Por todo eso, las palabras fueron duras durante la posesión. Así debían sentirse para ser consistentes con lo que esperan sus electores del hombre de negocios -aparentemente- resolutivo que se ha hecho infinitamente famoso por la frase “You’re fired” –estás despedido- en el programa de televisión The Apprentice y por los mensajes a través de twitter siempre combativos. Siempre contra alguien o algo. Rara vez conciliadores. Trump no ofrece soluciones, porque la solución es él. El nuevo presidente se prefigura como héroe salvador. El ya presidente se representa como la voz del pueblo. Porque no es sutil. Porque es como es. Y ha sido claro, mucho, se acabó el tiempo de las palabras vacías –como si alguna vez las palabras estuviesen vacías-, es la hora de la acción. Olvídense de sutilezas. El debate sólo demora la decisión.

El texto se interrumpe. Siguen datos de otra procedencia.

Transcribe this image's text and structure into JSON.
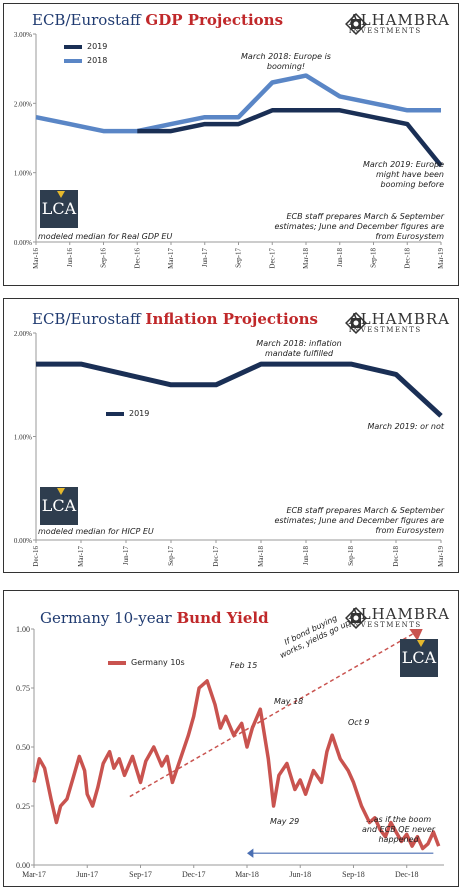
{
  "brand": {
    "name": "ALHAMBRA",
    "sub": "INVESTMENTS",
    "lca": "LCA"
  },
  "chart_data": [
    {
      "type": "line",
      "title_prefix": "ECB/Eurostaff",
      "title_highlight": "GDP Projections",
      "x_ticks": [
        "Mar-16",
        "Jun-16",
        "Sep-16",
        "Dec-16",
        "Mar-17",
        "Jun-17",
        "Sep-17",
        "Dec-17",
        "Mar-18",
        "Jun-18",
        "Sep-18",
        "Dec-18",
        "Mar-19"
      ],
      "y_ticks": [
        "0.00%",
        "1.00%",
        "2.00%",
        "3.00%"
      ],
      "ylim": [
        0,
        3
      ],
      "series": [
        {
          "name": "2018",
          "color": "#5a86c6",
          "values": [
            1.8,
            1.7,
            1.6,
            1.6,
            1.7,
            1.8,
            1.8,
            2.3,
            2.4,
            2.1,
            2.0,
            1.9,
            1.9
          ]
        },
        {
          "name": "2019",
          "color": "#1a2f55",
          "values": [
            null,
            null,
            null,
            1.6,
            1.6,
            1.7,
            1.7,
            1.9,
            1.9,
            1.9,
            1.8,
            1.7,
            1.1
          ]
        }
      ],
      "annotations": [
        {
          "lines": [
            "March 2018: Europe is",
            "booming!"
          ]
        },
        {
          "lines": [
            "March 2019: Europe",
            "might have been",
            "booming before"
          ]
        },
        {
          "lines": [
            "ECB staff prepares March & September",
            "estimates; June and December figures are",
            "from Eurosystem"
          ]
        },
        {
          "lines": [
            "modeled median for Real GDP EU"
          ]
        }
      ]
    },
    {
      "type": "line",
      "title_prefix": "ECB/Eurostaff",
      "title_highlight": "Inflation Projections",
      "x_ticks": [
        "Dec-16",
        "Mar-17",
        "Jun-17",
        "Sep-17",
        "Dec-17",
        "Mar-18",
        "Jun-18",
        "Sep-18",
        "Dec-18",
        "Mar-19"
      ],
      "y_ticks": [
        "0.00%",
        "1.00%",
        "2.00%"
      ],
      "ylim": [
        0,
        2
      ],
      "series": [
        {
          "name": "2019",
          "color": "#1a2f55",
          "values": [
            1.7,
            1.7,
            1.6,
            1.5,
            1.5,
            1.7,
            1.7,
            1.7,
            1.6,
            1.2
          ]
        }
      ],
      "annotations": [
        {
          "lines": [
            "March 2018: inflation",
            "mandate fulfilled"
          ]
        },
        {
          "lines": [
            "March 2019: or not"
          ]
        },
        {
          "lines": [
            "ECB staff prepares March & September",
            "estimates; June and December figures are",
            "from Eurosystem"
          ]
        },
        {
          "lines": [
            "modeled median for HICP EU"
          ]
        }
      ]
    },
    {
      "type": "line",
      "title_prefix": "Germany 10-year",
      "title_highlight": "Bund Yield",
      "x_ticks": [
        "Mar-17",
        "Jun-17",
        "Sep-17",
        "Dec-17",
        "Mar-18",
        "Jun-18",
        "Sep-18",
        "Dec-18"
      ],
      "y_ticks": [
        "0.00",
        "0.25",
        "0.50",
        "0.75",
        "1.00"
      ],
      "ylim": [
        0,
        1
      ],
      "series": [
        {
          "name": "Germany 10s",
          "color": "#c9534f",
          "x": [
            0,
            0.1,
            0.2,
            0.32,
            0.42,
            0.5,
            0.62,
            0.75,
            0.85,
            0.95,
            1.0,
            1.1,
            1.2,
            1.3,
            1.42,
            1.5,
            1.6,
            1.7,
            1.85,
            2.0,
            2.1,
            2.25,
            2.4,
            2.5,
            2.6,
            2.75,
            2.9,
            3.0,
            3.1,
            3.25,
            3.4,
            3.5,
            3.6,
            3.75,
            3.9,
            4.0,
            4.1,
            4.25,
            4.4,
            4.5,
            4.6,
            4.75,
            4.9,
            5.0,
            5.1,
            5.25,
            5.4,
            5.5,
            5.6,
            5.75,
            5.9,
            6.0,
            6.15,
            6.3,
            6.4,
            6.5,
            6.6,
            6.7,
            6.8,
            6.9,
            7.0,
            7.1,
            7.2,
            7.3,
            7.4,
            7.5,
            7.6
          ],
          "values": [
            0.35,
            0.45,
            0.41,
            0.28,
            0.18,
            0.25,
            0.28,
            0.38,
            0.46,
            0.4,
            0.3,
            0.25,
            0.33,
            0.43,
            0.48,
            0.41,
            0.45,
            0.38,
            0.46,
            0.35,
            0.44,
            0.5,
            0.42,
            0.46,
            0.35,
            0.45,
            0.55,
            0.63,
            0.75,
            0.78,
            0.68,
            0.58,
            0.63,
            0.55,
            0.6,
            0.5,
            0.58,
            0.66,
            0.45,
            0.25,
            0.38,
            0.43,
            0.32,
            0.36,
            0.3,
            0.4,
            0.35,
            0.48,
            0.55,
            0.45,
            0.4,
            0.35,
            0.25,
            0.18,
            0.2,
            0.15,
            0.12,
            0.18,
            0.14,
            0.1,
            0.13,
            0.08,
            0.12,
            0.07,
            0.09,
            0.14,
            0.08
          ]
        }
      ],
      "annotations": [
        {
          "lines": [
            "Feb 15"
          ]
        },
        {
          "lines": [
            "May 18"
          ]
        },
        {
          "lines": [
            "May 29"
          ]
        },
        {
          "lines": [
            "Oct 9"
          ]
        },
        {
          "lines": [
            "If bond buying",
            "works, yields go up"
          ]
        },
        {
          "lines": [
            "...as if the boom",
            "and ECB QE never",
            "happened"
          ]
        }
      ]
    }
  ]
}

Por eso el discurso de Trump fue breve, directo y, casi cabría decir, básico. Impropio de un político, porque él –pretende- no serlo. Pretende liderar un movimiento, no gobernar en el sentido tradicional. Trump es una pretendida solución a los problemas. Por eso no concreta mucho más allá del nacionalismo como programa político y económico. Y, sí, he repetido conscientemente pretende y derivados.Desde noviembre muchos esperaron que el presidente electo cambiase, que investido de la responsabilidad de su cargo, se moderase y buscase acuerdos. Pero no. Nada más lejos de la realidad. Su cuenta de twitter ha sido un instrumento para la pelea. Por eso la única conclusión pausible es que Trump no va a cambiar.
Y ese es el gran problema. Donald Trump con su forma de ser y de expresarse –porque sí, las palabras cuentan- ha quebrado las barreras de la convivencia. Con un discurso divisivo. Intimidatorio. Irrespetuoso. Contra minorías. Contra mujeres. Contra inmigrantes. Contra buena parte de su partido y, por supuesto, contra los demócratas. Trump, más allá de aciertos o errores durante su gobierno, ya ha causado un significativo deterioro de la civilidad como bien social, y por tanto, a la calidad de la democracia.